この家は重曹屋根入母屋造り本瓦葺の離れ座敷からなっており、双方とも塗りごめ造りである。母屋の道路側八畳は紺屋の店であったものと考えられます。

昭和32年09月20日県史跡指定(現地掲示板より)

歴史上のヒトになってしまった「頼 山陽」。その父「頼 春水」、さらには祖父である「頼 惟清」本拠がご当地竹原であり。山陽その人も、折々赴くこともあった旧宅がこちら。

頼家のハナシをする時には…やはり二人の作家を挙げることになる。ヒトリは森鴎外。そしていま一人は、1978年に「もう頬づえはつかない」を書いた見延典子女史。

実験的な小説として早大一文在学中に書かれた「もう頬づえはつかない」は後に映画化され、桃井かおりさんや伊丹十三さんなどの出演がイメージに色濃い作品。良作だったと思います。

そんな見延さんは結婚後、広島に移住。広島の郷土史に触れるともなく触れることとなり。

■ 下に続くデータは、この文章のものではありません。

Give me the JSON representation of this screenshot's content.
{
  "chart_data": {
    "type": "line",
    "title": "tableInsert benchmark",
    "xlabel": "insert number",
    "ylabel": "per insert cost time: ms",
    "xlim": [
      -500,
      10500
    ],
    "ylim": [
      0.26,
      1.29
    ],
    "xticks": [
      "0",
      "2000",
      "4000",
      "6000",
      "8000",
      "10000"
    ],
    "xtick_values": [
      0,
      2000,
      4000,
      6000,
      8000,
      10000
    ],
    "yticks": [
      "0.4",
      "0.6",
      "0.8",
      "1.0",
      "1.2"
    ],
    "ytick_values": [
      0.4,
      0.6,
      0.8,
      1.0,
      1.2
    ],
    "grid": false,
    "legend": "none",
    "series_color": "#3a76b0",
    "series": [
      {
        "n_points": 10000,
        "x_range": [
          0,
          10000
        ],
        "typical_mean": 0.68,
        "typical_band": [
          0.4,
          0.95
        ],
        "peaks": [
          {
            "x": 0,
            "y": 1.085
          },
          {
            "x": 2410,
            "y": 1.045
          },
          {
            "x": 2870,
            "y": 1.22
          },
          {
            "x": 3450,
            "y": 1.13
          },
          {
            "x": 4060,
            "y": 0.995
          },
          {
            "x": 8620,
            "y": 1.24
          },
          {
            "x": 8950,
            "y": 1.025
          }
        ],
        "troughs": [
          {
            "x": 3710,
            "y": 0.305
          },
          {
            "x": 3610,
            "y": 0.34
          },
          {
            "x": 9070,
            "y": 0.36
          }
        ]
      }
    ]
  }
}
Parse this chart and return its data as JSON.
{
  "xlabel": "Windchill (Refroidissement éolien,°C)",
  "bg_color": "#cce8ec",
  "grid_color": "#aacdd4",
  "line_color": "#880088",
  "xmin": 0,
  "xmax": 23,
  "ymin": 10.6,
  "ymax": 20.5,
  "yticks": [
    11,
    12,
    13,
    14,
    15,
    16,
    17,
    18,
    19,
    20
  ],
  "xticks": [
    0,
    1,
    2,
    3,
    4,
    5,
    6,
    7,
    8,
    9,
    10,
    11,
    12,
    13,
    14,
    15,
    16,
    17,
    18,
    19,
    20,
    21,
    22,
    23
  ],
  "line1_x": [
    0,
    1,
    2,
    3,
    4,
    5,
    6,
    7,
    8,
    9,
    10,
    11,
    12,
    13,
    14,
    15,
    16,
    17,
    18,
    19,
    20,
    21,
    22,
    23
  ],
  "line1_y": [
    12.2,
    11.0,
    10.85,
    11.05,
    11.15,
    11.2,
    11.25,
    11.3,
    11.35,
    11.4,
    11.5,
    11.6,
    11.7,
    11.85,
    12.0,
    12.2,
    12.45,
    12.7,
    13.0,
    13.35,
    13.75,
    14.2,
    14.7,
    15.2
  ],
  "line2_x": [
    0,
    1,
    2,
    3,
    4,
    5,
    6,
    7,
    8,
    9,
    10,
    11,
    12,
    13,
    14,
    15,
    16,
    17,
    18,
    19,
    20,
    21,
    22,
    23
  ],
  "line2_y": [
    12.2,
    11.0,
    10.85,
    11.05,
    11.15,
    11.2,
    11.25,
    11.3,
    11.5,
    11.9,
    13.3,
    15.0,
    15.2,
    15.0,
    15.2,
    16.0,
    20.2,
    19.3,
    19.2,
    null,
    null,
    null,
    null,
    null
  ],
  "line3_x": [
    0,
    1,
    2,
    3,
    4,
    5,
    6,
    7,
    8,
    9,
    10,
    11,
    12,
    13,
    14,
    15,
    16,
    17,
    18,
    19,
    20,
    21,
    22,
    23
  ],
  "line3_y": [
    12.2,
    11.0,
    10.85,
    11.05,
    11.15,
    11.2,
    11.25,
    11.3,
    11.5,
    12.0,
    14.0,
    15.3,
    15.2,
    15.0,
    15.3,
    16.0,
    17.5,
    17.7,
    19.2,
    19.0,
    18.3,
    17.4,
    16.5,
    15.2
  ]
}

「そもそもは、古文書を読むための「くずし字講座」に通ったことが、再び筆を執る上での契機となった」と、後にご述懐。

広島の郷土史を概観するに、国家と郷土いずれかに影響を与えたヒトを思うと…江戸期における儒官「頼(らい)」家をめぐる事象は、はずすことの出来ない事柄かと。

たしか『氷』屋の向こうが頼惟清旧宅…(うろおぼえ)

恥ずかしながら…成人以降、郷土史に関してわざわざ触れることもないままを過ごす不良中年としては、「いつかは読んだり調べたりすることになる」課題ではございました。>「頼」家

竹原という町はニッカウヰスキー生みの親、「マッサン」の主題となった竹鶴家・竹鶴酒造もあり。観光拠点として多くの方々がお越しです。

ニッカウヰスキーねぇ…。ワタクシ、蒸留酒はバーボン専門でございます。
玉山鉄二さんに、負けず劣らず…いい男さんでした。>竹鶴さん

尾道三部作を作製した大林宣彦監督の映画本編中。取り上げるべき場所として(尾道が街すぎるので)竹原をロケ地に選ばれたりしたこともありましたっけ。

西方寺普明閣に向かう石段ですわ

『転校生』にて。この階段が「尾美としのり」と「小林聡美」が転げ落ちて入れ替わった現場だったでしょうかね。

平成時代には観光地として磨かれて、ちょっとくたびれた観のする町並みではありますけど。蕎麦屋あり、お好み焼き屋さんあり。散策するには良い場所でございます。

ただし…夏場はぢごくですけどね。